Broadband Universal Service


This past weekend, I spent time with family in the beautiful Catskill mountains. On the rainy day, we all became quickly frustrated with the speed of our pokey DSL internet connection.

Speed testing revealed actual speeds of 1.5 Mbps downloads and 0.4 Mbps uploads.1

In the FCC’s sixth broadband deployment report from 2010, the Commission redefined broadband as a minimum of 4 Mbps down and 1 Mbps up. A report today indicates that the Commission is considering upping the threshold of broadband to 10 Mbps down or higher.

Being far from the central office, Verizon indicated that we are lucky to have DSL at all and can not offer more speed, due to the noise in the length of the copper run.
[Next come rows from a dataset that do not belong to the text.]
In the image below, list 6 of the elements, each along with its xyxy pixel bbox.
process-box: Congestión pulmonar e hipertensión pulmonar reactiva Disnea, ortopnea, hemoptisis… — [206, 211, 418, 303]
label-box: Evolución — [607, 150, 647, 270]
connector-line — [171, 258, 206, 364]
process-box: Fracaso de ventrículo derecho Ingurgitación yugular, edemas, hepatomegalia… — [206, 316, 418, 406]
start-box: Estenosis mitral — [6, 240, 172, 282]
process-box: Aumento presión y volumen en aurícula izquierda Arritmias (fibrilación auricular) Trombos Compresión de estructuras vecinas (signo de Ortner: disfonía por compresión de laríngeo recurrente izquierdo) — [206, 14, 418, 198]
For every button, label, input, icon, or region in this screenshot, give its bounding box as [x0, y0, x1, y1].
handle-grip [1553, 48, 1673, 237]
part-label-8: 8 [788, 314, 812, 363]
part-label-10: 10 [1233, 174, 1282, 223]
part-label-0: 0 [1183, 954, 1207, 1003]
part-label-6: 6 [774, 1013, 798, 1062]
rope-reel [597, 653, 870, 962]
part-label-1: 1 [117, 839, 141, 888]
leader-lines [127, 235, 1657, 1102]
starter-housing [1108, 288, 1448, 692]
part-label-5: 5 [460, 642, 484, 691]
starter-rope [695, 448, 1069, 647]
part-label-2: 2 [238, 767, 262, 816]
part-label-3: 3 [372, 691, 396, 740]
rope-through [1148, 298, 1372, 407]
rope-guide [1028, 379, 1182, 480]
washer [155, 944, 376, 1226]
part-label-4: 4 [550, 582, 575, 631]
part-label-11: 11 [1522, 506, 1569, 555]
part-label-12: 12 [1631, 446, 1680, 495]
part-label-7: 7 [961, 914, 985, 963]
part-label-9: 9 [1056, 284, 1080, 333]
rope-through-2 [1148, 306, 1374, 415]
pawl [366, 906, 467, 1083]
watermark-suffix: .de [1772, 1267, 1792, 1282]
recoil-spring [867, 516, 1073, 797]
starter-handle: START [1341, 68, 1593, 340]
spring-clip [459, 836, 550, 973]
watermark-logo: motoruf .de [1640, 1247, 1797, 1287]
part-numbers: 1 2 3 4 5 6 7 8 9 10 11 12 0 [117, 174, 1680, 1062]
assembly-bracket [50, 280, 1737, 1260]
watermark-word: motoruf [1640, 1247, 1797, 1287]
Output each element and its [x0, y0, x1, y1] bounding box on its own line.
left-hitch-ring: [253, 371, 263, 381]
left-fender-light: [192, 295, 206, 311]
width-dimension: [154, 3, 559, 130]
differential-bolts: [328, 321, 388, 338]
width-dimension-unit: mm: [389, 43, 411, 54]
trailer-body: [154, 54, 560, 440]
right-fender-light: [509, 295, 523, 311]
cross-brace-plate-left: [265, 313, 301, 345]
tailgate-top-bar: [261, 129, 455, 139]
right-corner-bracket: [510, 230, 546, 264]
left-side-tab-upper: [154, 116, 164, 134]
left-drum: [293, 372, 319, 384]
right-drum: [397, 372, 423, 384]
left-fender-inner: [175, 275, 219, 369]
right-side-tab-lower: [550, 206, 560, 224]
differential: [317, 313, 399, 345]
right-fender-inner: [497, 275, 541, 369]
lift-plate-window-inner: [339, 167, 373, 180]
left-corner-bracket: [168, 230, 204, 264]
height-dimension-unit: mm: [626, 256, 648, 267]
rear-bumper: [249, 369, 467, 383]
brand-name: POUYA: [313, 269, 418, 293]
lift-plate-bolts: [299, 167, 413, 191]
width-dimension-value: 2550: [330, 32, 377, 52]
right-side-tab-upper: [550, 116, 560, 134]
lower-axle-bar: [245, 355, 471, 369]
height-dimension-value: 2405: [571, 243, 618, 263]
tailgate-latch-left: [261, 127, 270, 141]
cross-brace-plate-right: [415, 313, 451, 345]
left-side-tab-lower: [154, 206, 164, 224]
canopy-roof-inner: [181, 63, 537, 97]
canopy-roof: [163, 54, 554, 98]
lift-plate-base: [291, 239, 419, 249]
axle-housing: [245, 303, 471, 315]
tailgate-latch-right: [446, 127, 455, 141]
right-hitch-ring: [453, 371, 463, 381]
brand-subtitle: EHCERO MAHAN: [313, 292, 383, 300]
While cable service is available in the denser Village of Hunter, the local Time Warner franchised monopoly will not run cable to the more widely spread out houses in the Town of Hunter.

So, what options are available?

AT&T has 4G LTE service from a tower on Hunter Mountain. This provides solid speeds, at over 20 Mbps. However, it only offers that speed for a fraction of a month. All of AT&T’s LTE plans have bandwidth caps. 10 GB of data per month at 20 Mb/second is approximately 4000 seconds of peak bandwidth, or just over one hour per month.2

Satellite internet access from HughesNet offers 10 Mbps downloads and 1 Mbps uploads for $60 per month. But it is also capped, at 20 GB per month. At half the speed and twice the cap, HughesNet offers peak bandwidth for nearly four and a half hours per month.3

Of course, even streaming video and downloading files is unlikely to use the full bandwidth available in a connection, so the lowest tier data cap is usefully for more than that. But metered broadband limits the use of the internet, just like metered dial-up AOL access in the mid-90’s.

When you think about the cost of streaming a movie, you’re less likely to stream a movie if there is a marginal bandwidth cost. In the context of entertainment, it’s no big deal. But what about the student trying to access online research and learning resources? Doesn’t it disadvantage students who can not access unmetered broadband, since the more they use internet resources, the more money it costs?

I’m sure there are research studies from the mid-90’s talking about how the transition from hourly dialup AOL to unlimited dialup internet access made the early commercial internet thrive.

In the twentieth century, the federal government undertook the efforts to connect every house in America to the electrical grid and the telephone network. The local phone company is required to provide every house with a dial tone. The local power company is required to provide every house with a connection to the power grid. If we don’t create universal uncapped service for broadband, we will quickly strand rural America back in the twentieth century.

For now, unlimited service throttled to 10 Mbps on a reliable LTE connection is far more useful and productive than 30 Mbps LTE capped at 10 GB of traffic per month. Will the wireless providers have enough spectrum and backhaul to provide that? What about the next generation internet? When will wireless be able to deliver 100 Mbps or 1 Gbps to the home? This is why we need a national initiative — subsidized by federal government — to bring common carrier fiber to every home in America. Allow broadband providers to compete for customers on the network, but require that every home has access to a 100 Mbps connection within the next 5 years. It may not be universal health care or universal end to hunger, but it is what America needs to do to stay competitive and connected.

1I forgot to screen capture the speed test results. This post would have been more impressive with screen caps!)

2Some rough back of the envelope math: 10 GB/month = 80 Gb/month = approximately 80,000 Mb/month. At 20 Mb/second, that is approximately 4,000 seconds of peak bandwidth, or 66.67 minutes.

3Some rough back of the envelope math: 10 GB/month = 80 Gb/month = approximately 80,000 Mb/month. At 20 Mb/second, that is approximately 4,000 seconds of peak bandwidth, or 66.67 minutes.